The facts there were that in a crossing collision between an automobile and a backing train the injured plaintiff submitted her case on an instruction predicated solely on her innocence of contributory negligence, and the railroad's failure to give her "any signal of warning," plus the fact that such failure was the sole cause of her injuries. The railroad's evidence was that (1) an arc light illumined the crossing; (2) that the back of the train had lights; (3) that an automatic crossing bell was ringing; (4) that a watchman with a lantern was stationed there; (5) and apparently that the engine bell and whistle were being sounded. The opinion held the instruction authorizing a verdict for plaintiff solely if no "signal of warning" was given, etc., was erroneous because it was based solely on the lack of signals by sound, and ignored the railroad signals by lights, which were equally effective. It is obvious that this did not accord with Missouri law, which would not acquit the railroad of liability to avert the casualty by further efforts even if the plaintiff was not stopped by the crossing signals by sound, or light, or both (in the predicated absence of contributory negligence on her part.)

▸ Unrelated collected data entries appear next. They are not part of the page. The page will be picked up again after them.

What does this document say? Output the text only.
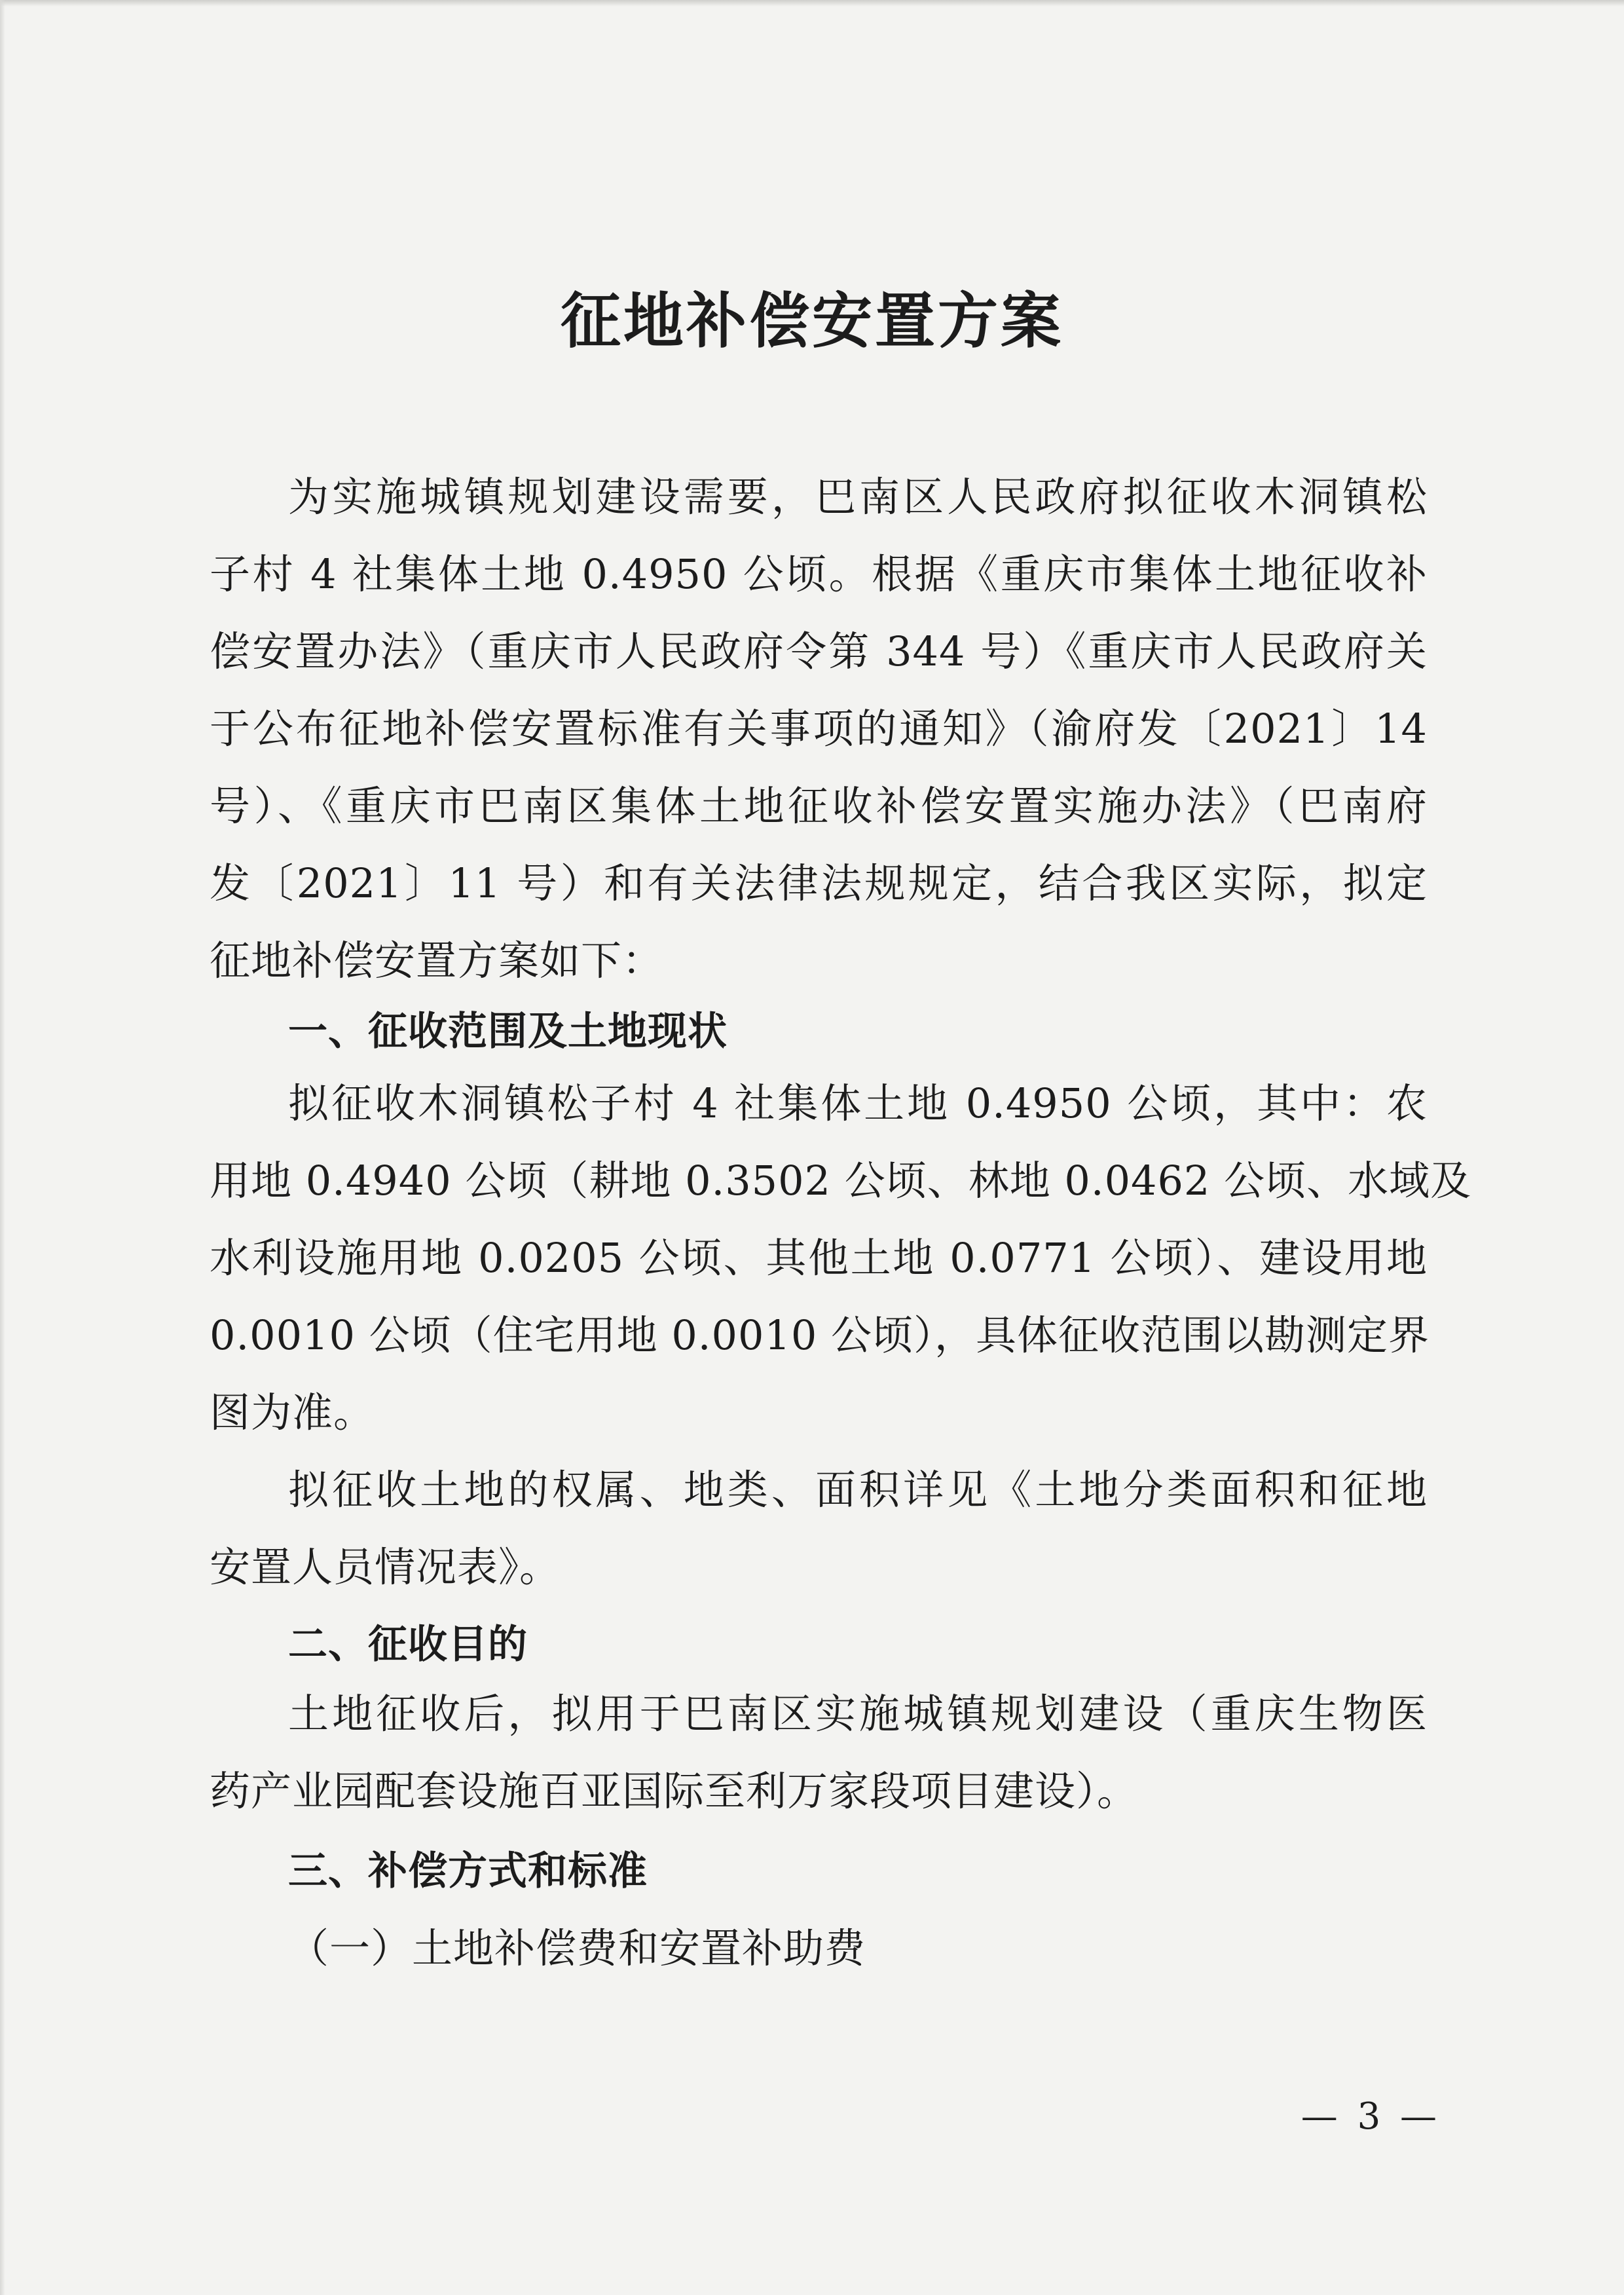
征地补偿安置方案
为实施城镇规划建设需要，巴南区人民政府拟征收木洞镇松
子村 4 社集体土地 0.4950 公顷。根据《重庆市集体土地征收补
偿安置办法》（重庆市人民政府令第 344 号）《重庆市人民政府关
于公布征地补偿安置标准有关事项的通知》（渝府发〔2021〕14
号）、《重庆市巴南区集体土地征收补偿安置实施办法》（巴南府
发〔2021〕11 号）和有关法律法规规定，结合我区实际，拟定
征地补偿安置方案如下：
一、征收范围及土地现状
拟征收木洞镇松子村 4 社集体土地 0.4950 公顷，其中：农
用地 0.4940 公顷（耕地 0.3502 公顷、林地 0.0462 公顷、水域及
水利设施用地 0.0205 公顷、其他土地 0.0771 公顷）、建设用地
0.0010 公顷（住宅用地 0.0010 公顷），具体征收范围以勘测定界
图为准。
拟征收土地的权属、地类、面积详见《土地分类面积和征地
安置人员情况表》。
二、征收目的
土地征收后，拟用于巴南区实施城镇规划建设（重庆生物医
药产业园配套设施百亚国际至利万家段项目建设）。
三、补偿方式和标准
（一）土地补偿费和安置补助费
— 3 —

It seems to me obvious that short sharp blasts of a locomotive whistle are distinctive and more effective than an ordinary statutory crossing whistle commonly heard every day by persons near railroad crossings, and which are required by statute (in the alternative) to be sounded even when nobody is near. We all know that moving objects engage attention more than those that are still. For instance, the revolving lights on the towers along airplane routes; the blinker *Page 1072 or wigwag signals often installed at railroad crossings; electric advertising signs that change color, or go off and on — all these are for the purpose of capturing public attention more than lights continuously shining would do. The nearest approximation to that in sound is by breaking it into separated parts or changing the volume or pitch in such way as to relieve its monotony. The undulating whine of a siren on a fire truck or ambulance, or the intermittent blasts of a fog horn are good examples. A motorist instinctively "ponds his horn" when a collision threatens. It is, I think, not only established by our decisions but by common knowledge, that the short sharp blasts of a locomotive whistle are more effective than a commonplace crossing whistle.

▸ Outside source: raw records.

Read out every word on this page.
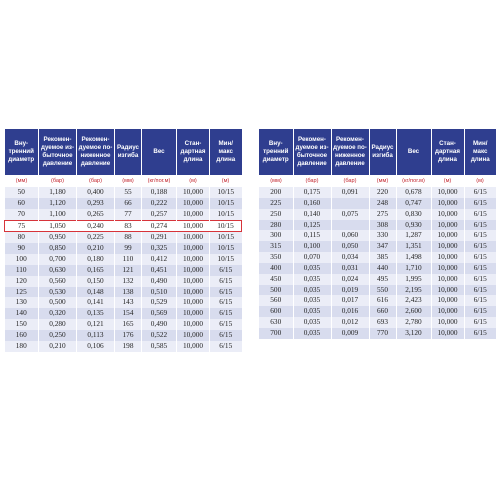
Вну-тренний диаметр	Рекомен-дуемое из-быточное давление	Рекомен-дуемое по-ниженное давление	Радиус изгиба	Вес	Стан-дартная длина	Мин/ макс длина
(мм)	(бар)	(бар)	(мм)	(кг/пог.м)	(м)	(м)
50	1,180	0,400	55	0,188	10,000	10/15
60	1,120	0,293	66	0,222	10,000	10/15
70	1,100	0,265	77	0,257	10,000	10/15
75	1,050	0,240	83	0,274	10,000	10/15
80	0,950	0,225	88	0,291	10,000	10/15
90	0,850	0,210	99	0,325	10,000	10/15
100	0,700	0,180	110	0,412	10,000	10/15
110	0,630	0,165	121	0,451	10,000	6/15
120	0,560	0,150	132	0,490	10,000	6/15
125	0,530	0,148	138	0,510	10,000	6/15
130	0,500	0,141	143	0,529	10,000	6/15
140	0,320	0,135	154	0,569	10,000	6/15
150	0,280	0,121	165	0,490	10,000	6/15
160	0,250	0,113	176	0,522	10,000	6/15
180	0,210	0,106	198	0,585	10,000	6/15
Вну-тренний диаметр	Рекомен-дуемое из-быточное давление	Рекомен-дуемое по-ниженное давление	Радиус изгиба	Вес	Стан-дартная длина	Мин/ макс длина
(мм)	(бар)	(бар)	(мм)	(кг/пог.м)	(м)	(м)
200	0,175	0,091	220	0,678	10,000	6/15
225	0,160		248	0,747	10,000	6/15
250	0,140	0,075	275	0,830	10,000	6/15
280	0,125		308	0,930	10,000	6/15
300	0,115	0,060	330	1,287	10,000	6/15
315	0,100	0,050	347	1,351	10,000	6/15
350	0,070	0,034	385	1,498	10,000	6/15
400	0,035	0,031	440	1,710	10,000	6/15
450	0,035	0,024	495	1,995	10,000	6/15
500	0,035	0,019	550	2,195	10,000	6/15
560	0,035	0,017	616	2,423	10,000	6/15
600	0,035	0,016	660	2,600	10,000	6/15
630	0,035	0,012	693	2,780	10,000	6/15
700	0,035	0,009	770	3,120	10,000	6/15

1 Hinzeman v. Mo. Pac. Rd., 199 Mo. 56, 65(2), 94 S.W. 973(1); Dutcher v. Wabash Ry. Co., 241 Mo. 137, 154-5, 157-8, 145 S.W. 63, 67, 68; Rollison v. Wabash Ry. Co., 252 Mo. 525, 534, 538, 160 S.W. 994, 996, 997-8; Maginnis v. Mo. Pac. Rd.,268 Mo. 667, 674-5, 187 S.W. 1165, 1167; Murrell v. K.C., St. L. C. Rd. Co., 279 Mo. 92, 110-2(5, 6), 213 S.W. 964, 968-9; Logan v. C.B. Q. Rd. Co., 300 Mo. 611, 622, 624-5, 627-8, 254 S.W. 705, 707, 708, 709; Zumwalt v. C. A. Rd. Co., 266 S.W. 717, 721, 725 (6-9); Allen v. C., B. Q. Rd. Co., 313 Mo. 42, 59,281 S.W. 737, 741.